Same here in Austria. Per capita, the people employed in the banking sector is significantly higher than in other countries.

I work in this sector, and the overcapacity is notable. To question this is basically a statement of ignorance.

> 80% of these banks in Germany are local, not-for-profit community banks, which do not pay bankers’ bonuses, and which serve ordinary people and small firms, creating a strong SME sector (the main employer in most countries).

Without knowing the German banking sector that well, this is almost certainly hyperbole.

I believe he is talking about Genossenschaftsbanken, Raiffeisen et al. There's a historical reason why these banks have most of the banking licenses issued (the 80% he alludes to), but that reason is no longer relevant. It's also misleading, since most of these banks are tiny, basically your typical savings & loan.

> Why is the ECB taking policies that are killing the majority of banks in the Eurozone – the beneficial not-for-profit community banks – while helping big banks with its asset purchases?

Because it's an anachronism. There was a time in Austria when we had the saying "A Raika (Raiffeisen Bank) and Post in every village", regardless of the village size. This is where the insane 80%-number comes from!

This is horribly inefficient.

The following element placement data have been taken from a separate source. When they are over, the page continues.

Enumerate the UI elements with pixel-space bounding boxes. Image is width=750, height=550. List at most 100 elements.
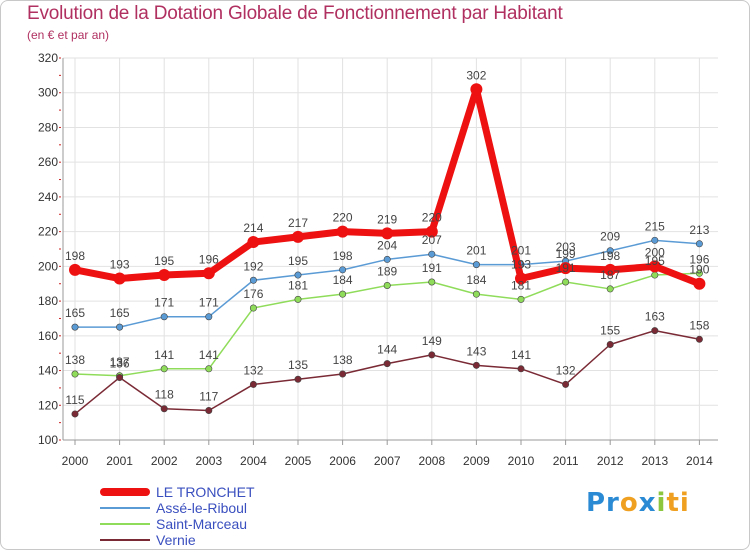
- data-label-saint-marceau: 141: [199, 348, 219, 362]
- point-vernie: [651, 327, 659, 335]
- point-vernie: [517, 365, 525, 373]
- legend-item-saint-marceau: Saint-Marceau: [100, 516, 360, 532]
- data-label-le-tronchet: 302: [466, 68, 486, 82]
- data-label-ass-le-riboul: 209: [600, 230, 620, 244]
- legend-label: Assé-le-Riboul: [156, 500, 248, 516]
- data-label-saint-marceau: 138: [65, 353, 85, 367]
- point-vernie: [294, 375, 302, 383]
- x-tick-label: 2002: [151, 454, 178, 468]
- point-vernie: [160, 405, 168, 413]
- series-lines: [69, 83, 706, 418]
- point-saint-marceau: [428, 278, 436, 286]
- data-label-vernie: 117: [199, 389, 218, 403]
- data-label-saint-marceau: 191: [422, 261, 442, 275]
- point-le-tronchet: [559, 262, 572, 275]
- x-tick-label: 2012: [597, 454, 624, 468]
- data-label-vernie: 144: [377, 343, 397, 357]
- x-tick-label: 2007: [374, 454, 401, 468]
- legend-label: Vernie: [156, 532, 196, 548]
- data-label-le-tronchet: 193: [511, 258, 531, 272]
- data-label-ass-le-riboul: 165: [65, 306, 85, 320]
- point-le-tronchet: [604, 263, 617, 276]
- point-vernie: [339, 370, 347, 378]
- data-label-le-tronchet: 220: [333, 211, 353, 225]
- point-saint-marceau: [249, 304, 257, 312]
- proxiti-logo: Proxiti: [586, 488, 690, 518]
- point-ass-le-riboul: [651, 236, 659, 244]
- point-ass-le-riboul: [205, 313, 213, 321]
- legend-item-ass-le-riboul: Assé-le-Riboul: [100, 500, 360, 516]
- point-ass-le-riboul: [383, 255, 391, 263]
- point-vernie: [205, 406, 213, 414]
- data-label-saint-marceau: 141: [154, 348, 174, 362]
- data-label-saint-marceau: 191: [556, 261, 576, 275]
- point-saint-marceau: [294, 295, 302, 303]
- data-label-vernie: 138: [333, 353, 353, 367]
- data-label-ass-le-riboul: 198: [333, 249, 353, 263]
- point-ass-le-riboul: [249, 276, 257, 284]
- point-le-tronchet: [247, 236, 260, 249]
- data-label-saint-marceau: 196: [689, 252, 709, 266]
- point-le-tronchet: [515, 272, 527, 285]
- data-label-le-tronchet: 214: [243, 221, 263, 235]
- data-label-saint-marceau: 184: [333, 273, 353, 287]
- point-le-tronchet: [381, 227, 394, 240]
- point-le-tronchet: [336, 225, 349, 238]
- data-label-le-tronchet: 195: [154, 254, 174, 268]
- logo-letters: o: [619, 488, 639, 518]
- point-vernie: [695, 335, 703, 343]
- data-label-ass-le-riboul: 171: [154, 296, 174, 310]
- x-tick-label: 2014: [686, 454, 713, 468]
- point-le-tronchet: [693, 277, 706, 290]
- data-label-le-tronchet: 193: [110, 258, 130, 272]
- x-tick-label: 2013: [641, 454, 668, 468]
- logo-letters: x: [638, 488, 657, 518]
- x-tick-label: 2003: [195, 454, 222, 468]
- data-label-saint-marceau: 181: [288, 278, 308, 292]
- data-label-vernie: 141: [511, 348, 531, 362]
- y-tick-label: 220: [38, 225, 58, 239]
- data-label-le-tronchet: 199: [556, 247, 576, 261]
- chart-subtitle: (en € et par an): [27, 28, 110, 42]
- point-saint-marceau: [651, 271, 659, 279]
- data-label-saint-marceau: 137: [110, 355, 130, 369]
- data-label-vernie: 155: [600, 324, 620, 338]
- point-saint-marceau: [472, 290, 480, 298]
- data-label-le-tronchet: 220: [422, 211, 442, 225]
- point-saint-marceau: [383, 281, 391, 289]
- point-le-tronchet: [425, 225, 438, 238]
- point-saint-marceau: [339, 290, 347, 298]
- point-ass-le-riboul: [472, 261, 480, 269]
- data-label-vernie: 115: [65, 393, 84, 407]
- point-vernie: [383, 360, 391, 368]
- data-label-ass-le-riboul: 203: [556, 240, 576, 254]
- data-label-vernie: 132: [243, 363, 263, 377]
- x-tick-label: 2005: [285, 454, 312, 468]
- point-le-tronchet: [292, 230, 304, 243]
- legend-label: Saint-Marceau: [156, 516, 248, 532]
- point-vernie: [116, 373, 124, 381]
- data-label-ass-le-riboul: 215: [645, 219, 665, 233]
- point-ass-le-riboul: [71, 323, 79, 331]
- point-saint-marceau: [517, 295, 525, 303]
- data-labels: 165 165 171 171 192 195 198 204 207 201 201 203 209 2…: [65, 68, 710, 407]
- data-label-vernie: 132: [556, 363, 576, 377]
- y-tick-label: 300: [38, 86, 58, 100]
- data-label-ass-le-riboul: 201: [511, 244, 531, 258]
- point-vernie: [71, 410, 79, 418]
- data-label-saint-marceau: 187: [600, 268, 620, 282]
- point-vernie: [249, 380, 257, 388]
- data-label-le-tronchet: 196: [199, 252, 219, 266]
- legend-item-le-tronchet: LE TRONCHET: [100, 484, 360, 500]
- data-label-ass-le-riboul: 201: [466, 244, 486, 258]
- point-ass-le-riboul: [160, 313, 168, 321]
- point-ass-le-riboul: [339, 266, 347, 274]
- y-tick-label: 140: [38, 364, 58, 378]
- data-label-le-tronchet: 198: [600, 249, 620, 263]
- data-label-ass-le-riboul: 171: [199, 296, 219, 310]
- y-tick-label: 320: [38, 51, 58, 65]
- y-tick-label: 100: [38, 433, 58, 447]
- data-label-le-tronchet: 198: [65, 249, 85, 263]
- point-le-tronchet: [470, 83, 483, 96]
- point-ass-le-riboul: [606, 247, 614, 255]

It might have been a valid approach at a time when everything was rural and a village was effectively a microcosm, but in today's world with online banking and such, it's horribly outdated.

Operating these banks costs money. These costs are passed on to the customers. Reducing the banking sector size is therefore in the interest of the customers.

> Central banks have proposed the abolition of cash

No, they haven't. Some guys employed there might have toyed with the idea as a thought experiment, but nobody even close to policy-making has proposed such nonsense, not that it would work anyway.

> Central banks have proposed the introduction of central bank cybercurrency

I'd trust a central bank far more than Coinbase or any other of the centralized controllers of currently-so-popular cybercurrencies.

I've spotted numerous other smells in the article, but the above were the easiest to point out.




Many co-op banks are merging into bigger ones these days, they are still local banks which are owned by members of the co-op which are usually people from the region. There are also several bigger co-op banks or rather supra-regional banks. But even small and medium sized banks need regulations and that is what the central bank can really do.


> Same here in Austria. Per capita, the people employed in the banking sector is significantly higher than in other countries.

Yet it's usually a hassle to find an ATM in Austria (which is the most important thing related to banking that I can't do online), because ATMs are usually only located at banks.

Compare that to the US where every other shop as a private ATM that you can use. They usually charge $2 or something like that, but (better) banks usually refund those fees at the end of the month.


On the other hand, as soon as banks become really big, they loose interest in ordinary customers. In Switzerland the services of big banks like Credit Suisse or UBS are getting worse while getting more expensive at the same time. This causes people to switch to smaller local banks because they can better tend to their needs and are more willed to grant them loans.